Thursday, July 30, 2009

A MARY-FESTO by GUYS IN HEELS?


First Manifesto of the Guerilla Plastique Fantastique: ‘On Baroque Practice’
1 Activate immanence. Turn away from transcendent modes and points of organisation, especially religion and art, but also fashion, the mass media and other telematic standardisations. Refuse the priests and the police; affirm bottom-up formations and traitor prophets. Celebrate the ‘isness’ of all things. We call for a turn to matter, and a tracking of the latter’s singularities and creative potentialities. Practice is the utilisation of that which already is (what else is there?) but in the production of new and specifically different combinations.

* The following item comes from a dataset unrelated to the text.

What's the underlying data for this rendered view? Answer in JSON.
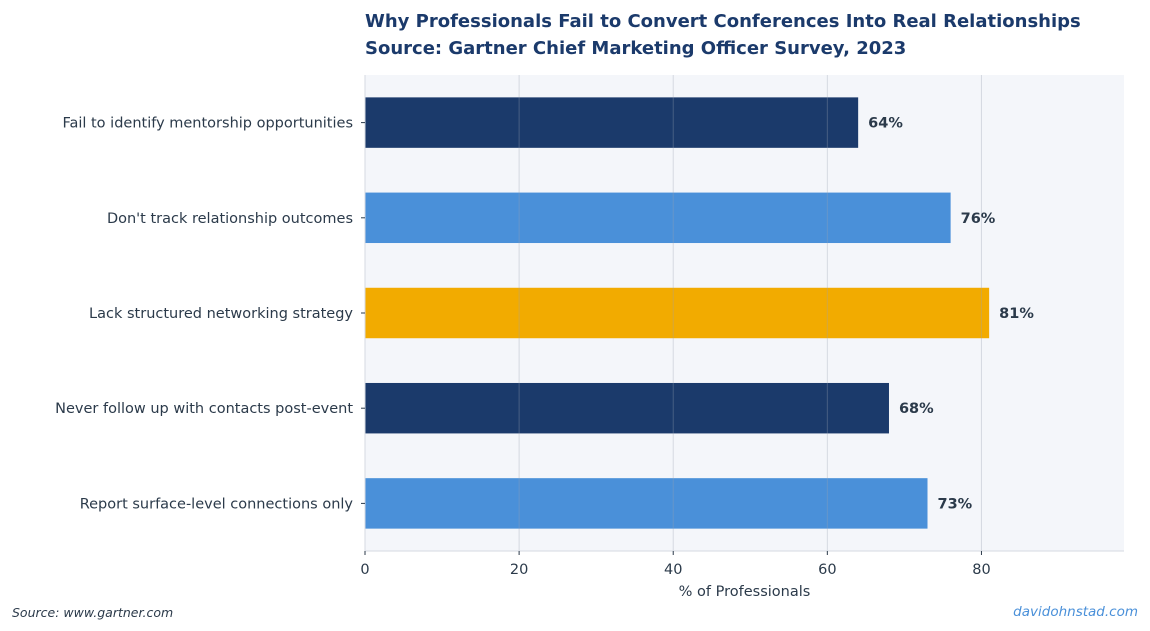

Always affirm the eternal return.
2 Harness affect. Practice is the foregrounding of the world’s intensive and affective properties. We are subject to the ambient affect of fear generated by others. We turn this fear-affect-assemblage back on itself, mimicking and bastardising their languages and their techniques. Affects as that which constitute the objects of our practice (1) and affect as that which is ‘communicated’ through the work of the practice (2). (1) The practice will involve the production of novel constellations of affects, away from opinion, away from habit, away from the clichés of so-called culture (the affective assemblages offered to us on a daily basis). (2) The practice will operate as a rupture in our overly anxious, paranoid and stratified habits of being (the practice will affirm new kinds of joy, and new kinds of becoming). This is an aesthetics. We affirm the necessity of style in this harnessing of affect.
3 Build probe heads. The practice is an experimental device aimed at dismantling the strata that binds us and constitutes us as ‘human’ (our habitual states of being and responding). Probe heads against faciality (we curse the white man). In this practice both figuration and abstraction will be used (we will release the abstract from within the figurative). We offer access to the imperceptible from which the perceptible emerges and merges. We offer access to the unthought within thought, the nonsense within sense. And on the other side of the white wall? New territories, new polyvocalities.
4 Actualise the virtual. We locate the practice at that ‘seeping edge’ between the actual and the virtual. We turn away from the real and the possible as ontological co-ordinates for art (i.e. the clergy and their disciples). We attend to the ‘matrix of emergence’, the great screen that allows some things to pass, others to remain hidden (i.e. capitalism). And thus our practice is also one of deactualisation (the practice asks: how can we ‘escape’ the actual that surrounds us?) Our practice involves a switching of temporal registers, a speeding up, moving faster than any transcendent apparatus of capture, and also, a times, a slowing down, a remaining still. We open a gap between stimulus and reaction (i.e. creativity). We affirm speed, but also slowness and hesitancy. We are involved in mirror-travel and in the production of crystal objects.
5 Always stuttering, always stammering. Our practice is a collective enunciation, even when there is only one (we are always the group). Our practice is always linked to the larger political milieu (no oedipalisations and no nuclear families). Our practice as the general twisting, bending of a major language, a major tradition. The practice as centrifugal, reacting to, and attacking that which paradoxically produces the condition of possibility of the practice (parasitical function). The practice as centripetal, producing new forms and new modalities of being from within the same (germinal function). Always dissent and affirmation. Our practice is the precursor of that specifically immanent utopia to come, an exemplar of a new world that is already contained within this one. Our practice is a future fragment projected backwards in time. Stuttering and stammering we call forth the new clown-like people as the recipients of our practice. Take heed, for we are a sign, a warning.
6 Always folding. The inside as a fold of the outside (we howl with laughter at interiority and so-called ‘essence’). We hold that our practice is the production of new folds, new worlds arising from these folds, and new myths appropriate to these future worlds (we will use past forms and yesterday’s codes, but they will be made unrecognisable in their turn). The fold names our ontology, fractal and super-abundant (we believe in space and time travel conducted in the here and now). The fold names our processes of subjectivation, the relation we hold to ourselves, our capture of outside forces (everywhere we are subject to, but also subject producing). Our practice also affirms the ‘new’ folds of silicon with carbon, of the molecular, and of the secret fold at the heart of language – where language breaks free from meaning and cries like a wounded wolf.
Our practice is always one of ritual. We intend a performance that will allow those who dare participate to move from work time (utility) into sacred time (play). Our practice affirms transformation: we are concerned less with mundane consciousness than with cosmic consciousness. We believe in a baroque practice as the only appropriate response to these troubled and terror-stricken times.